CL: The last question is for Victor Magrath, who co-directed the video-film Na Rota do Vento (2019) along with Cavi Borges and Marina Lutfi. Na Rota do Vento is a rather brilliant work in that in 20 minutes it highlights the extraordinary depth to Sérgio Ricardo’s cinema - laying out the numerous themes and visual motifs that he dealt without throughout his career. Can you discuss your process of building this video-project with Marina and Cavi, how did the final product come together?

VM: The film Na Rota do Vento came from the Cinema na Música concert, conceived by Marina Lutfi in 2017. It was sort of a cine-concert which paid homage to the soundtracks composed by her father throughout his 60-year career. From Cinema Novo classics (Black God, White Devil) to the brilliant scores of his own films (Juliana do Amor Perdido, A Noite do Espantalho, etc). I was very fond of Sérgio’s work at the time, so I was invited to join the crew as the coordinator of its “cinema” aspects. Basically, I had to cut and edit fragments from the films and project them live. I watched Sérgio’s films countless times to draw parallels between the scenes selected for each song. Then I noticed all of Sérgio’s works relate to each other in some way. His narratives complement his songs as well as his paintings, his poetry, and of course film was the ultimate tool to bring them all together. The show drew the attention of Biscoito Fino records and Canal Brasil, and they decided to make a CD and a DVD of the concert. Cavi Borges directed the making of doc to serve as DVD extras. The behind the scenes were very agitated and the material Cavi shot was never finished. When Marina and I were incorporated to the crew of this extra, we thought about the best way to showcase Sérgio’s creative process when composing his film scores. We interviewed him and other people, but nothing and no one could explain where his artistic world was born and what it grew from. In a modest way, we thought that by showcasing his films and his music like a mosaic we would be able to express this. The film eventually entered some festival selections but was left out of the DVD extras. Sérgio enjoyed seeing the images of his films parading on the big screen while the music took over the movie theater.

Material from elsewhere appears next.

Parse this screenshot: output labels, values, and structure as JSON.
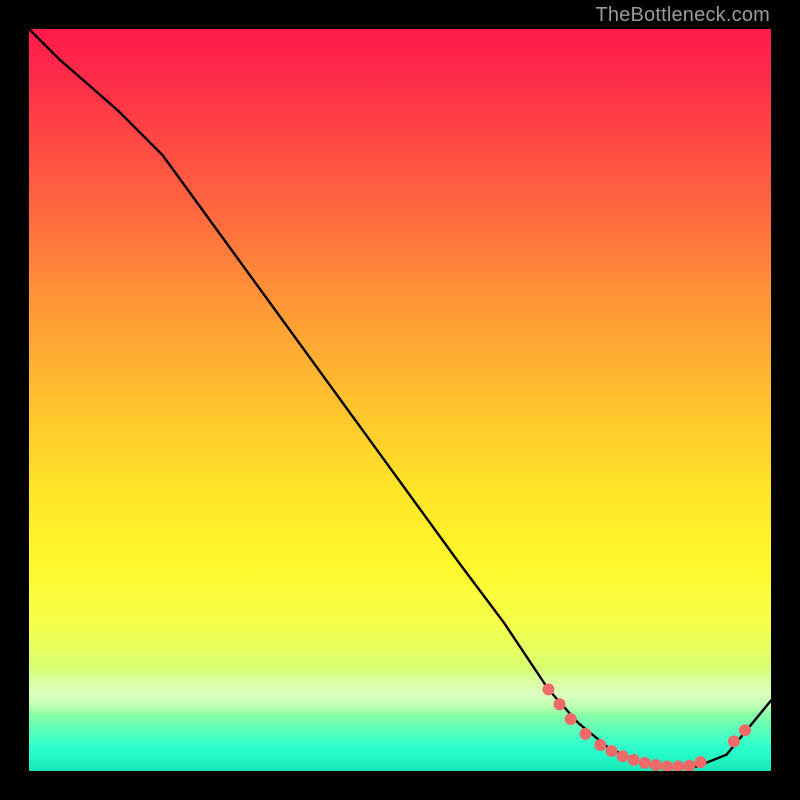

1. Editor’s note: From Persona (1966).
2. EN: In Portuguese, “Uma câmera na mão e uma ideia na cabeça”. This sentence is considered the motto of the Cinema Novo movement, and commonly attributed to Glauber Rocha. In reality, it was said by Paulo Cézar Saraceni.
3. EN: A theater group founded in Vidigal in 1986 by actor Guti Fraga. Today, the group works as a formative space for children, teenagers and adults in theater as well as film, both in acting and technical jobs.
4. EN: Embrafilme was a state-owned film production and distribution company. It was dissolved in March, 1990 by the National Destatization Program, which led to a practical halt in film production in the country until about five years later; when new incentive laws by the Fernando Henrique Cardoso administration resulted in a burst in production, dubbed the Retomada period.
5. EN: A filmmaker and editor. His films include the short O paradoxo da espera do ônibus (2007) and the documentary Rosemberg: Cinema, Colagem e Afetos (2017), co-directed with Cavi Borges.